Del rimanente più che ad altri propositi l’impostura di questi maghi può riuscire nel fatto di trovare cose perdute, o derubate. Ed ecco come il Noaaid procede quando possa immaginare il luogo ove trovare il detentore della cosa perduta, o il ladro. Egli va colà; versa dell’aceto in un piatto, d’onde vien riflessa la fisonomia della persona che vi si guarda.

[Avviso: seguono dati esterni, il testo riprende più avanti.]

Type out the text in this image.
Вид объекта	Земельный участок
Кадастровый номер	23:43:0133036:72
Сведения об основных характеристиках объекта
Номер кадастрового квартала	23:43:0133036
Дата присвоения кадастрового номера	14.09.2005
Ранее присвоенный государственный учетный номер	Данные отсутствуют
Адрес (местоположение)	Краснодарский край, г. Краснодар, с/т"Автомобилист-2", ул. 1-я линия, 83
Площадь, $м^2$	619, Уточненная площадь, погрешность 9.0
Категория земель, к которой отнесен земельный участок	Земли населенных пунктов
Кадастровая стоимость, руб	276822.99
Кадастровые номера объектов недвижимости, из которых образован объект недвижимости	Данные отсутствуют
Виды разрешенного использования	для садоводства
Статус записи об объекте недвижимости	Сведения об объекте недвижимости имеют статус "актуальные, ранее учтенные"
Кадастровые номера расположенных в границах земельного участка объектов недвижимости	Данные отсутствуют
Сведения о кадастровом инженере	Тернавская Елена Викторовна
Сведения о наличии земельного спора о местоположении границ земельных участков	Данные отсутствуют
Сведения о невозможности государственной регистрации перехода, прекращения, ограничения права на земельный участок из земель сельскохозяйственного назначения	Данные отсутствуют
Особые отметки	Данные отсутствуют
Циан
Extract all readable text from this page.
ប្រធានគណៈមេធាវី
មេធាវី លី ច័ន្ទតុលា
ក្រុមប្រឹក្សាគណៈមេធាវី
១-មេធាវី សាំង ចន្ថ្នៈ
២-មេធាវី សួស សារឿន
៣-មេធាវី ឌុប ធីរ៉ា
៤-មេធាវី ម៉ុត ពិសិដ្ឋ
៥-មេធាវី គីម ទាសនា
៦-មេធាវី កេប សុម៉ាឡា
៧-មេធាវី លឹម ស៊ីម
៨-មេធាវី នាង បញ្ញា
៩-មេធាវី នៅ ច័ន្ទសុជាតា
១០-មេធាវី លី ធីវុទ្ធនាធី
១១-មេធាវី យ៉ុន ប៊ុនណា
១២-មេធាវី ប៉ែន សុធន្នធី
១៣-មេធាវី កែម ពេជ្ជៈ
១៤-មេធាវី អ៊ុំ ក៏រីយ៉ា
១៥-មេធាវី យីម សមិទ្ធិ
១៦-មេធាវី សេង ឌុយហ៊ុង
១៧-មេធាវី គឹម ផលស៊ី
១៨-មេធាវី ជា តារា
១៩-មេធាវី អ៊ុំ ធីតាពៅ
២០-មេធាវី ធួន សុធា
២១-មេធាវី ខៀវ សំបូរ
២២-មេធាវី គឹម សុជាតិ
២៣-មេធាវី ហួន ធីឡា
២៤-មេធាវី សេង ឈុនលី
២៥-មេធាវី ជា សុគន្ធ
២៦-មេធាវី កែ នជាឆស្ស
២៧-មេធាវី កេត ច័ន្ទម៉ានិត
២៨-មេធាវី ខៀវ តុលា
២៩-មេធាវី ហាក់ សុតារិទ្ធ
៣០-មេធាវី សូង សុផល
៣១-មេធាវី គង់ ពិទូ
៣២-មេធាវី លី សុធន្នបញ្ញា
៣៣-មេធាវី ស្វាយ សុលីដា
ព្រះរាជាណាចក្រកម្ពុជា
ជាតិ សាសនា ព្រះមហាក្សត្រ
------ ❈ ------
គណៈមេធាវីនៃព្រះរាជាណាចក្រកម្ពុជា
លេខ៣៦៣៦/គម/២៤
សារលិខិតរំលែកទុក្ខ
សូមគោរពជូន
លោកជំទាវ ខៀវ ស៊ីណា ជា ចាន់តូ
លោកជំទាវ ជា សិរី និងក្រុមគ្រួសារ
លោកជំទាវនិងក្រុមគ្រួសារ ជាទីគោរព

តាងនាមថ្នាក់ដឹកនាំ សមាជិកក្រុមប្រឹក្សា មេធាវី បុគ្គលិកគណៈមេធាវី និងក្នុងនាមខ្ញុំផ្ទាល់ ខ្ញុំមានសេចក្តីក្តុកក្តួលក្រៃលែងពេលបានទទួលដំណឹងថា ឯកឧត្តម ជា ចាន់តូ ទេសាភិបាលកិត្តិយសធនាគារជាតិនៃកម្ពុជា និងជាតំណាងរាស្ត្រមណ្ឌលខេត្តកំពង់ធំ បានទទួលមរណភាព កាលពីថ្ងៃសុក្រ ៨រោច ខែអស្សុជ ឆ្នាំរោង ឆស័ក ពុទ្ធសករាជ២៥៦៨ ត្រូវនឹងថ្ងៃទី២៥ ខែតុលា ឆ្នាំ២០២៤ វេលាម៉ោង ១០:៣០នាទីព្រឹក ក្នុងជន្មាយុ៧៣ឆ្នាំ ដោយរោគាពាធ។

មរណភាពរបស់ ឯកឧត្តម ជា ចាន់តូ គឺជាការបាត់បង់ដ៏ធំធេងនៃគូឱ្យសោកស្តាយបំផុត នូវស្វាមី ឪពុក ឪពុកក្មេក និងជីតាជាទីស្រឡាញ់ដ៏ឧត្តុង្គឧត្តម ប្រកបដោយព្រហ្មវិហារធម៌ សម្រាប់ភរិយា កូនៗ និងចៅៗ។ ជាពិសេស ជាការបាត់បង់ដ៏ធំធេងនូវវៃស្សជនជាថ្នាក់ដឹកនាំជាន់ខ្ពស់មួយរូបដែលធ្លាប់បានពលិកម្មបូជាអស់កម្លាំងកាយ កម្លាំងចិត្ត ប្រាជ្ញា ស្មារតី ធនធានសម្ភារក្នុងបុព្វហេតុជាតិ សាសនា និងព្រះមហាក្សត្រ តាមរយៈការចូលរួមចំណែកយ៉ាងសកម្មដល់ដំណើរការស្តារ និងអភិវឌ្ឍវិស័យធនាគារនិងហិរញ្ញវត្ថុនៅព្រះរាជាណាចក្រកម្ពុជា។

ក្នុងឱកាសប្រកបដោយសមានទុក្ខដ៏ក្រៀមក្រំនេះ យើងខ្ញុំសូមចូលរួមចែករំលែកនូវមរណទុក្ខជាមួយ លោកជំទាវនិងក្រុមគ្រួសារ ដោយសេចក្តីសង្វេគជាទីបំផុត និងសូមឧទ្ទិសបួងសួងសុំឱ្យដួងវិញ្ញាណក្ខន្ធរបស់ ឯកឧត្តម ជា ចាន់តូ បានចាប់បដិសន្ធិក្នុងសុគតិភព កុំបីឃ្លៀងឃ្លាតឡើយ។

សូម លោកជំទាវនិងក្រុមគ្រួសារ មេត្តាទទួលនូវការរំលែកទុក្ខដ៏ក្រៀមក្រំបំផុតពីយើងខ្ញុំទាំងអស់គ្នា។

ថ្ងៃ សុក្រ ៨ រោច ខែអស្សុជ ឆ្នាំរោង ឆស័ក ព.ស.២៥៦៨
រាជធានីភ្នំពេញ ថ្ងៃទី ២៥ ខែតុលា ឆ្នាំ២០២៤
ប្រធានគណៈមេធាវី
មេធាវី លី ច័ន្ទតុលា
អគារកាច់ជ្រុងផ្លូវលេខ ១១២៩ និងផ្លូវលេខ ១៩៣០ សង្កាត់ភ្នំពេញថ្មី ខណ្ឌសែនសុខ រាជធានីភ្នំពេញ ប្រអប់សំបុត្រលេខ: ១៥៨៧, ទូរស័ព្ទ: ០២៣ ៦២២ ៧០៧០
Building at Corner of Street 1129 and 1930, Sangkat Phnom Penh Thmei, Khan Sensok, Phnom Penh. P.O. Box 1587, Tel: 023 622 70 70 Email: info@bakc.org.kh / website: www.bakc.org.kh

Ed è chiamata a guardarvisi la persona caduta sospetta; ed intanto il Noaaid le fa contro mille sberleffi, e mostra di fissarla e contemplarla ben bene: poscia chiaramente l’accusa del furto commesso; dice di averne la prova sul volto di lui ben figurato sul piatto, e la minaccia di farla coprire da uno sciame di mosche ganiche, le quali la tormenteranno finchè abbia restituito ciò che non le appartiene. Ognuno qui vede come la riuscita del Noaaid dipende tutta dalla paura della persona sospetta, la quale, se veramente è colpevole, non manca mai di rimettere quanto ritiene d’altrui, od ha rubato, ponendo però nel restituire la segretezza stessa, che avea usata nel furto. Del resto i Noaaids de’ Laponi hanno molta somiglianza cogli Angelochi de’ Groelandesi.

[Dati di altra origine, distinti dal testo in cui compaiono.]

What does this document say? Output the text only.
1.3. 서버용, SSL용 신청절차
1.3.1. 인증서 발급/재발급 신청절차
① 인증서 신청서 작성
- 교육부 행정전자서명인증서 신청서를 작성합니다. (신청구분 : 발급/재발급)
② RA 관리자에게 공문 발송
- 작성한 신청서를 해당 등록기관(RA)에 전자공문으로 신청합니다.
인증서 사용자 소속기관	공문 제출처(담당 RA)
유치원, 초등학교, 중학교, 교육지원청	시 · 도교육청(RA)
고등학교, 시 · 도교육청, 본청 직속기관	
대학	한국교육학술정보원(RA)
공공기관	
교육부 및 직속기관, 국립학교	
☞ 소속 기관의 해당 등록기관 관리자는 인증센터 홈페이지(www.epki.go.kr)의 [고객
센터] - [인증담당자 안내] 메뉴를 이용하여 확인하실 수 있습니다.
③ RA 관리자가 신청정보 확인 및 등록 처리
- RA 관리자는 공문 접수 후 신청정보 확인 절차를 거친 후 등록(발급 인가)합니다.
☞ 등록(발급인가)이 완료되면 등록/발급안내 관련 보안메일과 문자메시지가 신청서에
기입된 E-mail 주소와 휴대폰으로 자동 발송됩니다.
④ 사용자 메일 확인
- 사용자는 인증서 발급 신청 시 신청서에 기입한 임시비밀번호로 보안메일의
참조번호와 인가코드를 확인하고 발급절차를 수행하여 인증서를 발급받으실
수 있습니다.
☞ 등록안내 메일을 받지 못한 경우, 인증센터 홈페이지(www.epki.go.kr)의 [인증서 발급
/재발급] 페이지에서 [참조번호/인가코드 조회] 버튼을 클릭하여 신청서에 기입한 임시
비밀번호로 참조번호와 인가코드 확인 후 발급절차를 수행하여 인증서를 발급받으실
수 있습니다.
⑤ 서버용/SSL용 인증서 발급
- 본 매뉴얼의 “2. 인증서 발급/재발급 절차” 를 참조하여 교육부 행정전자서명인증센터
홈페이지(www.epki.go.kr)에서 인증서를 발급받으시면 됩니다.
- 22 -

Terminiamo col dire, sempre sulla [294] scorta del missionario Leemens, dell’attaccamento, che i Laponi hanno pel loro paese. Cristiano VI, re di Danimarca, incaricò quel missionario a mandargli un qualche giovine Lapone: a cento, con cento proposizioni vantaggiosissime il missionario fece la proposta inutilmente: infine ne trovò uno che accettava il partito, ma la madre guastò tutto, la quale disse apertamente al missionario, che la maledizione di Dio, e la sua sarebbero cadute sulla testa di lui, se avesse continuato a volere separarla da quanto essa avea di più caro al mondo; aggiungendo, che se nel prossimo suo parto le fosse accaduta qualche disgrazia, l’avrebbe attribuita a lui come autore di tanto suo affanno. Questa espressione toccò il cuore al missionario, il quale non insistette di più.

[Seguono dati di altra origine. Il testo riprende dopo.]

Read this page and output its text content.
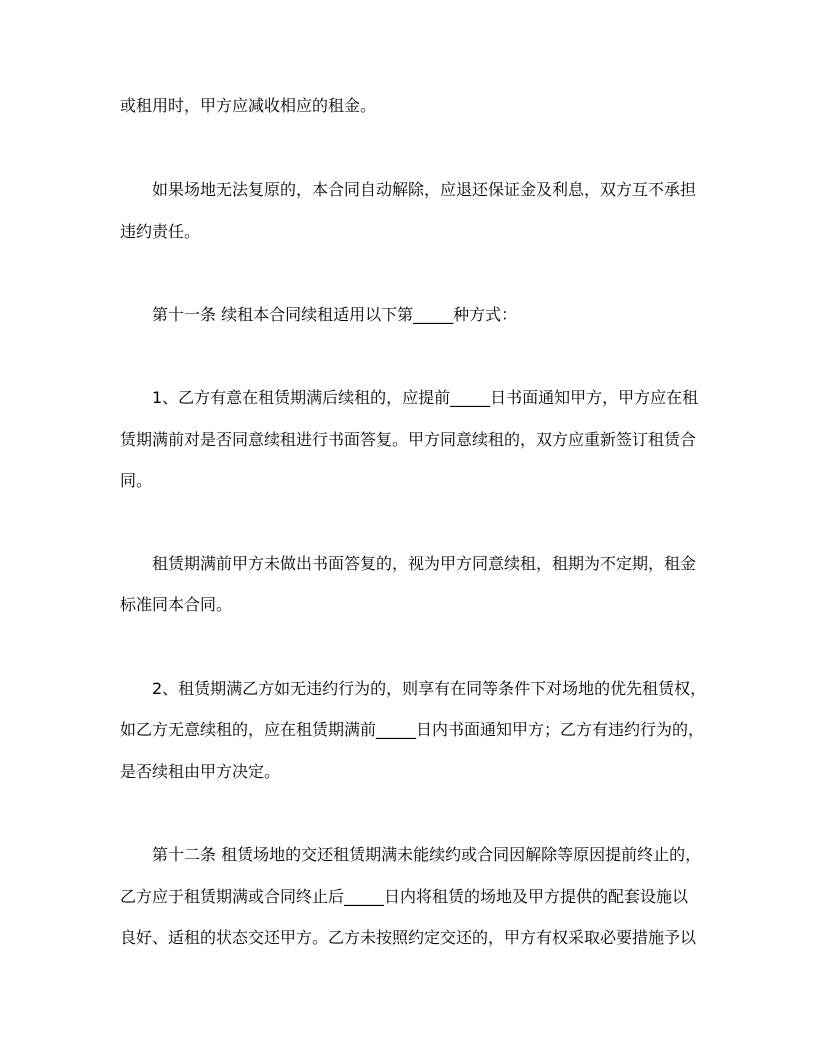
或租用时，甲方应减收相应的租金。
如果场地无法复原的，本合同自动解除，应退还保证金及利息，双方互不承担
违约责任。
第十一条 续租本合同续租适用以下第_____种方式：
1、乙方有意在租赁期满后续租的，应提前_____日书面通知甲方，甲方应在租
赁期满前对是否同意续租进行书面答复。甲方同意续租的，双方应重新签订租赁合
同。
租赁期满前甲方未做出书面答复的，视为甲方同意续租，租期为不定期，租金
标准同本合同。
2、租赁期满乙方如无违约行为的，则享有在同等条件下对场地的优先租赁权，
如乙方无意续租的，应在租赁期满前_____日内书面通知甲方；乙方有违约行为的，
是否续租由甲方决定。
第十二条 租赁场地的交还租赁期满未能续约或合同因解除等原因提前终止的，
乙方应于租赁期满或合同终止后_____日内将租赁的场地及甲方提供的配套设施以
良好、适租的状态交还甲方。乙方未按照约定交还的，甲方有权采取必要措施予以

Non ci si dice, come poi ciò non ostante quei giovine andasse a Copenaghen: bensì lo stesso missionario racconta, che quantunque eccellentemente per ogni verso trattato colà, nell’autunno seguente cadde ammalato, languì sino alla fine dell’anno, e poi morì: nè Leemens esita ad attribuirne la morte al subitaneo cangiamento d’aria, ed alla nuova maniera di vivere. Che può mai un Lapone sostituire in Copenaghen alle abitudini contratte nel suo paese? Fuori di questo per lui tutto il mondo [295] è una prigione; e fuori de’ suoi compatrioti e delle sue renne, tutto per lui è un complesso di barbarie. La Danimarca non ha potuto avvezzare al suo clima, a’ suoi modi, a’ suoi piaceri nè Laponi, nè Groelandesi.

[296]

CONCLUSIONE

«Così, dice Regnard, terminando la sua relazione del viaggio da lui fatto in Laponia, finì il penoso nostro viaggio, il più curioso che mai fosse intrapreso, il quale io non vorrei aver fatto per nessuna somma di denaro, e che però per nissun guadagno vorrei ricominciare».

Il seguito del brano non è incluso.